Multimodal recommendation is commonly framed as a feature fusion problem, where textual and visual signals are combined to better model user preference. However, the effectiveness of multimodal recommendation may depend not only on how modalities are fused, but also on whether item content is represented in a semantic space aligned with preference matching. This issue is particularly important because raw visual features often preserve appearance similarity, while user decisions are typically driven by higher-level semantic factors such as style, material, and usage context. Motivated by this observation, we propose LVLM-grounded Multimodal Semantic Representation for Recommendation (VLM4Rec), a lightweight framework that organizes multimodal item content through semantic alignment rather than direct feature fusion. VLM4Rec first uses a large vision-language model to ground each item image into an explicit natural-language description, and then encodes the grounded semantics into dense item representations for preference-oriented retrieval. Recommendation is subsequently performed through a simple profile-based semantic matching mechanism over historical item embeddings, yielding a practical offline-online decomposition. Extensive experiments on multiple multimodal recommendation datasets show that VLM4Rec consistently improves performance over raw visual features and several fusion-based alternatives, suggesting that representation quality may matter more than fusion complexity in this setting. The code is released at https://github.com/tyvalencia/enhancing-mm-rec-sys.
Paper Structure (38 sections, 28 equations, 4 figures, 1 table)

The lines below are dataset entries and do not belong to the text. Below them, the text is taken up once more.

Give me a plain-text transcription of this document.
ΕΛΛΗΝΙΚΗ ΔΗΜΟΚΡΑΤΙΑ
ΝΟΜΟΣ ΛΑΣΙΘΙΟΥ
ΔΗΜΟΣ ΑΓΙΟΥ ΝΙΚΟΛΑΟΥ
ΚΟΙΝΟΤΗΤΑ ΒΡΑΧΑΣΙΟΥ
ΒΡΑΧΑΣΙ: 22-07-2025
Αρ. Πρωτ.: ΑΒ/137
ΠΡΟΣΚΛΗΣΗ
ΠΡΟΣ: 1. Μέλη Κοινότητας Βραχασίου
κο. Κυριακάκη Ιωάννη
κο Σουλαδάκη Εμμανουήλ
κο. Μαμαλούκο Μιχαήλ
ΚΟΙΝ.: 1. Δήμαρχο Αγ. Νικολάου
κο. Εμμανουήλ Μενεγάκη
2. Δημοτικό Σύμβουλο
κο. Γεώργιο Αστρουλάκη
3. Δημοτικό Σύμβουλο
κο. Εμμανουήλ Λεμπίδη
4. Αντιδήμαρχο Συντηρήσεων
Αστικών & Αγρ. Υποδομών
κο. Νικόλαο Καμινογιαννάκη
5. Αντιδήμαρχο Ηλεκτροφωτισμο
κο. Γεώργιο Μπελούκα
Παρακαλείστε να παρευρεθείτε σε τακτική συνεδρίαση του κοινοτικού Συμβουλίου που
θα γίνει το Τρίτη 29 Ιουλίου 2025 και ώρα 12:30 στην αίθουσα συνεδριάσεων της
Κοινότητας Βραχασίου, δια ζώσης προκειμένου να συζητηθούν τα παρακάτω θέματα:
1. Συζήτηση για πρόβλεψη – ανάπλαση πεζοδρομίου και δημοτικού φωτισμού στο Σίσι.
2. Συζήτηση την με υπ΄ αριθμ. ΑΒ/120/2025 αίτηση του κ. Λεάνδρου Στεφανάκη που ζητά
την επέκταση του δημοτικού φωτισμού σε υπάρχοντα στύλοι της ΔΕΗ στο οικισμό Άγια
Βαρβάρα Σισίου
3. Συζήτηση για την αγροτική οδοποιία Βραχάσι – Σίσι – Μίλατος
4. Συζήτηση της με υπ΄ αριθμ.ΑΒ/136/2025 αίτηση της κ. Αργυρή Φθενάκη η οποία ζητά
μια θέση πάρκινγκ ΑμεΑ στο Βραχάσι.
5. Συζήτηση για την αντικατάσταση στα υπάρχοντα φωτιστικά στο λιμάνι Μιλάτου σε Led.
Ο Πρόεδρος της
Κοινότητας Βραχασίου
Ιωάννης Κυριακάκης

This paper contains 38 sections, 28 equations, 4 figures, 1 table.

Figures (4)

  • Figure 1: Overview of the VLM4Rec framework. Multimodal item content (images, titles, and user--item interactions) is processed through multiple representation paths: the proposed LVLM grounding path (top), which transforms item images into rich semantic descriptions via LLaVA-NeXT 7B and encodes them with Sentence-BERT. Baseline fusion and learned combination methods including concatenation, gating, and attention (middle), and SMORE spectral fusion (top). All embedding variants feed into the same lightweight retrieval stage, where user profiles are constructed via mean pooling and candidates are ranked by cosine similarity.
  • Figure 2: Full test set comparison with uncertainty. Horizontal bars show mean Recall@10 and NDCG@10 performance across all seven models evaluated on the complete dataset (23,318 users); error bars denote user-level standard deviation. BERT text-only remains strongest on the full test set, while attention fusion is the closest multimodal alternative.
  • Figure 3: LLaVA-covered subset metric heatmap. Rows grouped by model type; columns show Recall@5, @10, @20, NDCG@10, @20, and Hit@10. Color intensity indicates performance (higher is better). LLaVA-based representations consistently outperform BERT-based variants across all metrics.
  • Figure 4: Modality contribution profile across metrics. Line plot showing performance trajectories for text-only, vision-only, naive fusion, and learned fusion strategies. Across all metrics, text-only remains strongest; learned fusion tracks closely and clearly improves over naive fusion, while vision-only lags throughout.